The elder brother, who had just come in from the fields with his muddy boots on, had sat down close to the door. He moved his chair now nearer the bed.
The sick woman lay for a while in thought, as if weighing the matter in her mind. Then she looked long and earnestly at her two sons.
"You two will have to divide what's left," she said at last. "And I've not said a word of it before; you're not like to quarrel over it, I know. But there's one thing in the place that I want to keep separate from the rest, and give it up to you now, before I go."
She sighed, and was silent for a while, as if needing rest before she could continue. The two young men watched her expectantly.

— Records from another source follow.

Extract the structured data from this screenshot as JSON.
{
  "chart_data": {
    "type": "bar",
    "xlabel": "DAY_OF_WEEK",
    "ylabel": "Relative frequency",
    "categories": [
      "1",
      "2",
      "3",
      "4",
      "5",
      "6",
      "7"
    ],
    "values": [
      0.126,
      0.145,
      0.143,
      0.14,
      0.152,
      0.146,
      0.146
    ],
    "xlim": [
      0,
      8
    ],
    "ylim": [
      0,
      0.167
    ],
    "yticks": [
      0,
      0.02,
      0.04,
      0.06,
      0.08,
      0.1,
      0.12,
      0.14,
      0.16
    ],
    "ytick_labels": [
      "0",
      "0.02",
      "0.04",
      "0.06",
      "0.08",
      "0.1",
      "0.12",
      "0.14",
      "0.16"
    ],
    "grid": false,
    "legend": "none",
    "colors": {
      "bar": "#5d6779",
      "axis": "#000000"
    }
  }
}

'"Tis nothing of great value, but it's all tied up like with something that happened once, and all the thoughts of it—and 'tis valuable to me. I mean the cupboard there."
The sons glanced at the thing where it stood; an old cupboard in two sections, that they knew well.
"You look surprised. Oh, if I could only tell you…."
She gazed upwards in silence, as if praying for strength. Then, with a strange light in her eyes, she turned towards them and went on almost in a whisper, as one who tells a tale of ghosts:
"It was long ago. In this very room, on this very bed here lay a woman who had borne a man-child but four days before. She had always been tender and faithful and obedient to her husband, and had tried to do his will in everything. And she had been happy, very happy. But before the child was born, a suspicion had begun to grow up secretly in her mind. And now, on the fifth night, as she lay there with the newborn child, in the pale light from a lamp on the shelf of the cupboard there, the fear at her heart grew all of a sudden so strong that she got up, and went into the next room, to see if what she dreaded was true…."
The sick woman turned her face to the wall, to hide the tears that forced themselves into her eyes.